Wed, 05/27/2009 - 7:31am
Nancy Maas
Editor-in-Chief
Every morning we wake up to a barrage of reports on the global state of the economy and how it is impacting our citizens, our government as well as nations around the world. One day the market is up and showing possible signs of recovery; the next day the market takes back any profits we made the previous day and the media is again reporting all "doom and gloom."

Ironic as it may seem, an economic downturn can have positive effects on companies and can actually spark innovations that lead to a new growth of entrepreneurial icons and job creators. During economic downturns, innovation has proven to be the single most important condition for transforming the crisis into an opportunity. It's when the brightest and toughest get going and pursue that long hidden desire to accomplish the impossible.

Although slow economic times may seem like the most inopportune time to launch a new business or an invention, it is actually one of the best times to be innovative. Looking back in history, one can come up with quite an impressive list of companies that were founded during the worst economic downturn in U.S. history — the Great Depression. Those that fell under the tech industry category included giants like Motorola, Hewlett-Packard, Xerox, Unisys, and Texas Instruments.

No matter what the size, all companies today need to cut costs and decide what should stay and what should go. One of the first indications of downsizing is often the re-allocation of funds for innovation activities such as R&D, training or education budgets. Long-term projects are put on hold, hiring freezes are implemented and investment capital for such expenditures all but evaporates.

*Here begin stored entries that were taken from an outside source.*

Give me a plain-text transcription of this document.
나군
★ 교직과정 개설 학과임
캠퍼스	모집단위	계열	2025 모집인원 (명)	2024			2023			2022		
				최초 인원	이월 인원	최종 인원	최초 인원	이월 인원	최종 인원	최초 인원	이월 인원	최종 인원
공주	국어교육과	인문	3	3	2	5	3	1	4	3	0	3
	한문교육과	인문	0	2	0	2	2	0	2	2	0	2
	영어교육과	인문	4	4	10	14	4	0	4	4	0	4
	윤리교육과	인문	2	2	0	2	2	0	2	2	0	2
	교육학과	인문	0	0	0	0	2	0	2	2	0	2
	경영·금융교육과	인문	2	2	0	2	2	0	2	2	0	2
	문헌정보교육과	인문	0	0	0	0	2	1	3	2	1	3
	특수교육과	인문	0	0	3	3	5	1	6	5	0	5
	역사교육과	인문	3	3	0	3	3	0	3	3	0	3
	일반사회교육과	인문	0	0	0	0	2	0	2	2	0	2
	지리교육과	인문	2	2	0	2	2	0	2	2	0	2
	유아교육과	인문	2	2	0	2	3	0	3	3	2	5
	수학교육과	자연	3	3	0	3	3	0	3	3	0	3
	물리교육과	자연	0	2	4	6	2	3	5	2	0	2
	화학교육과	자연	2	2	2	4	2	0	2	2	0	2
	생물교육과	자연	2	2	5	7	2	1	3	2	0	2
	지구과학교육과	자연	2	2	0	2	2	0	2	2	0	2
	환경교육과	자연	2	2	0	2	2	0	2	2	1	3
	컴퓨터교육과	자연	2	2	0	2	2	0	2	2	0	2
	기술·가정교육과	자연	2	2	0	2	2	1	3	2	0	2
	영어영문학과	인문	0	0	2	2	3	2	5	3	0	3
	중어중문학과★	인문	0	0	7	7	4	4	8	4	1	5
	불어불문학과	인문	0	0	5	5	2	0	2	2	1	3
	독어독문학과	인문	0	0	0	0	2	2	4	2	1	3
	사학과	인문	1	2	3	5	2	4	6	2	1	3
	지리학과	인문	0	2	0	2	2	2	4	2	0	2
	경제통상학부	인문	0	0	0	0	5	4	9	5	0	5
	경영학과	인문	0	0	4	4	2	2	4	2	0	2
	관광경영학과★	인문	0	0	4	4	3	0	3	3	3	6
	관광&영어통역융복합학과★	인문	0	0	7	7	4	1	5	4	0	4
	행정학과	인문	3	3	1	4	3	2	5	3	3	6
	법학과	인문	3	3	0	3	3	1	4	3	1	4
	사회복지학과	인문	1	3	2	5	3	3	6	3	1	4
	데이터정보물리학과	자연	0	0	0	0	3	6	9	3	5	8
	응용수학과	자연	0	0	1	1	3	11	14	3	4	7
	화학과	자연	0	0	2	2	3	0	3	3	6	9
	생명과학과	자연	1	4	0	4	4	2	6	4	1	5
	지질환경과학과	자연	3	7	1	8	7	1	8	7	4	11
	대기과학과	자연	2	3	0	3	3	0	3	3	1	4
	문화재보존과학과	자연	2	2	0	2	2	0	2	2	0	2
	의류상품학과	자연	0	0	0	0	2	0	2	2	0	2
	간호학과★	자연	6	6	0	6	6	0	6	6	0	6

With the economic recovery looking like it is still a long ways off, the tech sector has proven once again to be one of the rare bright spots of expansion and growth. It seems the diversity of the market and the vast array of consumer electronic products being generated are strong forces to overcome the volatility affecting other industries. In fact, a survey which was recently conducted at the second annual Intellectual Property Symposium, revealed that global electronics industry professionals plan to continue to buy patents in spite of the economy. The poll of corporate, legal and engineering executives, who attended the symposium, was conducted jointly by IPotential, LLC and Semiconductor Insights. The survey revealed that tech companies are increasingly realizing the value of purchasing patents. While 32 percent of the respondents had purchased patents in the past year, 64 percent said that they were open to purchasing patents in the coming year.

Whatever the media might say, this downturn will not destroy or inhibit American ingenuity. Smart companies and innovative thinkers will once again look at this situation as an opportunity to prove that anything is possible and their chances of succeeding in a less competitive environment are greater. After all, there is always room for improvement and good solid ideas that show promise.